The merchandise trade deficit narrowed by 30.8% y/y to EUR96.6m in February, according to data published by the stat office on Monday. Exports increased by 6.2% y/y, underpinned by the strengthening demand from key export partners. The biggest contribution to the increase came from exports of mineral products, which surged by 41.6% y/y, boosted by higher commodity prices. Moreover, food exports went up by 10.2% y/y, in spite of the weak harvest in 2016. Tangible growth rates were also reported by exports of chemical (up by 33.5% y/y) and wood products (up by 11.8% y/y). The main exports partners were Finland (16% of total exports), followed by Sweden (14%). Russia ranked fourth after exports to the country rose by 38% y/y and accounted for 6% of total exports.
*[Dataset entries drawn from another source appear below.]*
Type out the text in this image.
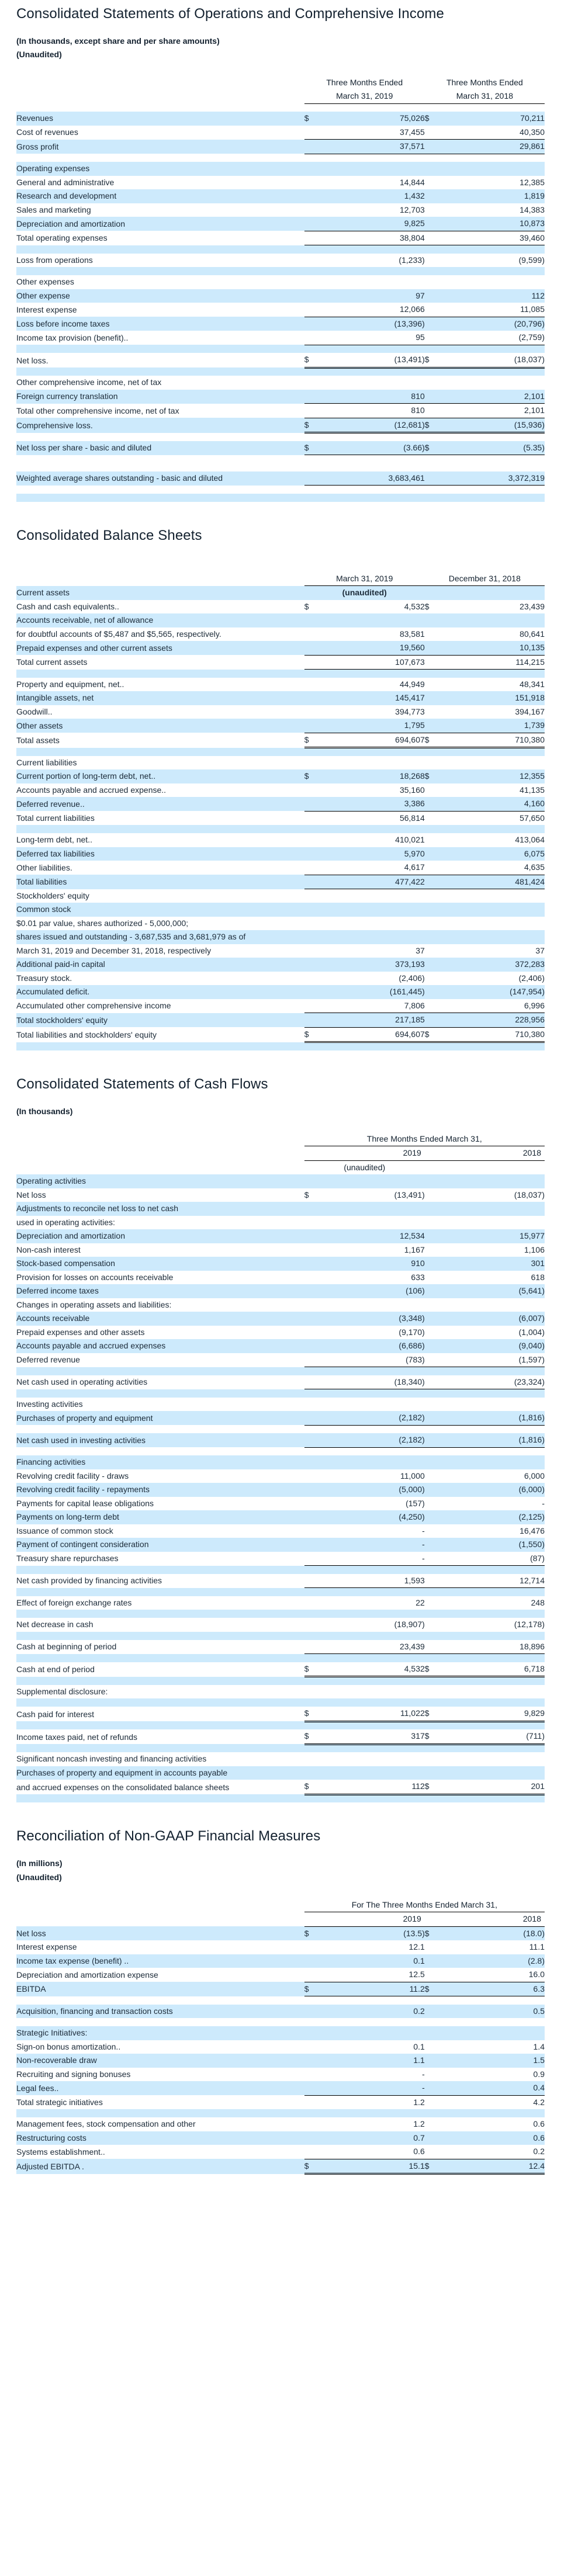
Consolidated Statements of Operations and Comprehensive Income
(In thousands, except share and per share amounts)
(Unaudited)
	Three Months Ended		Three Months Ended	
	March 31, 2019		March 31, 2018	

Revenues	$	75,026	$	70,211
Cost of revenues		37,455		40,350
Gross profit		37,571		29,861

Operating expenses				
General and administrative		14,844		12,385
Research and development		1,432		1,819
Sales and marketing		12,703		14,383
Depreciation and amortization		9,825		10,873
Total operating expenses		38,804		39,460

Loss from operations		(1,233)		(9,599)

Other expenses				
Other expense		97		112
Interest expense		12,066		11,085
Loss before income taxes		(13,396)		(20,796)
Income tax provision (benefit)..		95		(2,759)

Net loss.	$	(13,491)	$	(18,037)

Other comprehensive income, net of tax				
Foreign currency translation		810		2,101
Total other comprehensive income, net of tax		810		2,101
Comprehensive loss.	$	(12,681)	$	(15,936)

Net loss per share - basic and diluted	$	(3.66)	$	(5.35)

Weighted average shares outstanding - basic and diluted		3,683,461		3,372,319

Consolidated Balance Sheets
	March 31, 2019		December 31, 2018	
Current assets	(unaudited)			
Cash and cash equivalents..	$	4,532	$	23,439
Accounts receivable, net of allowance				
for doubtful accounts of $5,487 and $5,565, respectively.		83,581		80,641
Prepaid expenses and other current assets		19,560		10,135
Total current assets		107,673		114,215

Property and equipment, net..		44,949		48,341
Intangible assets, net		145,417		151,918
Goodwill..		394,773		394,167
Other assets		1,795		1,739
Total assets	$	694,607	$	710,380

Current liabilities				
Current portion of long-term debt, net..	$	18,268	$	12,355
Accounts payable and accrued expense..		35,160		41,135
Deferred revenue..		3,386		4,160
Total current liabilities		56,814		57,650

Long-term debt, net..		410,021		413,064
Deferred tax liabilities		5,970		6,075
Other liabilities.		4,617		4,635
Total liabilities		477,422		481,424
Stockholders' equity				
Common stock				
$0.01 par value, shares authorized - 5,000,000;				
shares issued and outstanding - 3,687,535 and 3,681,979 as of				
March 31, 2019 and December 31, 2018, respectively		37		37
Additional paid-in capital		373,193		372,283
Treasury stock.		(2,406)		(2,406)
Accumulated deficit.		(161,445)		(147,954)
Accumulated other comprehensive income		7,806		6,996
Total stockholders' equity		217,185		228,956
Total liabilities and stockholders' equity	$	694,607	$	710,380

Consolidated Statements of Cash Flows
(In thousands)
	Three Months Ended March 31,			
	2019		2018	
	(unaudited)			
Operating activities				
Net loss	$	(13,491)		(18,037)
Adjustments to reconcile net loss to net cash				
used in operating activities:				
Depreciation and amortization		12,534		15,977
Non-cash interest		1,167		1,106
Stock-based compensation		910		301
Provision for losses on accounts receivable		633		618
Deferred income taxes		(106)		(5,641)
Changes in operating assets and liabilities:				
Accounts receivable		(3,348)		(6,007)
Prepaid expenses and other assets		(9,170)		(1,004)
Accounts payable and accrued expenses		(6,686)		(9,040)
Deferred revenue		(783)		(1,597)

Net cash used in operating activities		(18,340)		(23,324)

Investing activities				
Purchases of property and equipment		(2,182)		(1,816)

Net cash used in investing activities		(2,182)		(1,816)

Financing activities				
Revolving credit facility - draws		11,000		6,000
Revolving credit facility - repayments		(5,000)		(6,000)
Payments for capital lease obligations		(157)		-
Payments on long-term debt		(4,250)		(2,125)
Issuance of common stock		-		16,476
Payment of contingent consideration		-		(1,550)
Treasury share repurchases		-		(87)

Net cash provided by financing activities		1,593		12,714

Effect of foreign exchange rates		22		248

Net decrease in cash		(18,907)		(12,178)

Cash at beginning of period		23,439		18,896

Cash at end of period	$	4,532	$	6,718

Supplemental disclosure:				

Cash paid for interest	$	11,022	$	9,829

Income taxes paid, net of refunds	$	317	$	(711)

Significant noncash investing and financing activities				
Purchases of property and equipment in accounts payable				
and accrued expenses on the consolidated balance sheets	$	112	$	201

Reconciliation of Non-GAAP Financial Measures
(In millions)
(Unaudited)
	For The Three Months Ended March 31,			
	2019		2018	
Net loss	$	(13.5)	$	(18.0)
Interest expense		12.1		11.1
Income tax expense (benefit) ..		0.1		(2.8)
Depreciation and amortization expense		12.5		16.0
EBITDA	$	11.2	$	6.3

Acquisition, financing and transaction costs		0.2		0.5

Strategic Initiatives:				
Sign-on bonus amortization..		0.1		1.4
Non-recoverable draw		1.1		1.5
Recruiting and signing bonuses		-		0.9
Legal fees..		-		0.4
Total strategic initiatives		1.2		4.2

Management fees, stock compensation and other		1.2		0.6
Restructuring costs		0.7		0.6
Systems establishment..		0.6		0.2
Adjusted EBITDA .	$	15.1	$	12.4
On the import side, total imports rose by 1.3% y/y slowing down from 8.0% y/y in January. The growth was driven by higher imports of mineral products (up by 27.9% y/y), wood (up by 18.5%) and chemical products (up by 8.5% y/y), which were likely boosted by increase of re-exports. On the other hand, machinery imports fell by 13.8% y/y, implying that the more significant recovery of investment activity is yet to come. Vehicle imports dropped by 1.0% y/y, after nearly tripling in the month before. The main import trade partners were Finland (13% of total imports), Germany (11%) and Sweden (9%).
The merchandise trade deficit amounted to EUR2.1bn (9.8% of GDP) in Jan-Feb, compared to EUR294.7m (1.4%) in the corresponding period a year ago. Exports rose by 10.2% y/y on the back of higher exports of mineral, chemical and wood products. Meanwhile, imports were up by 19.2% y/y largely due to the one-off transactions with vehicles.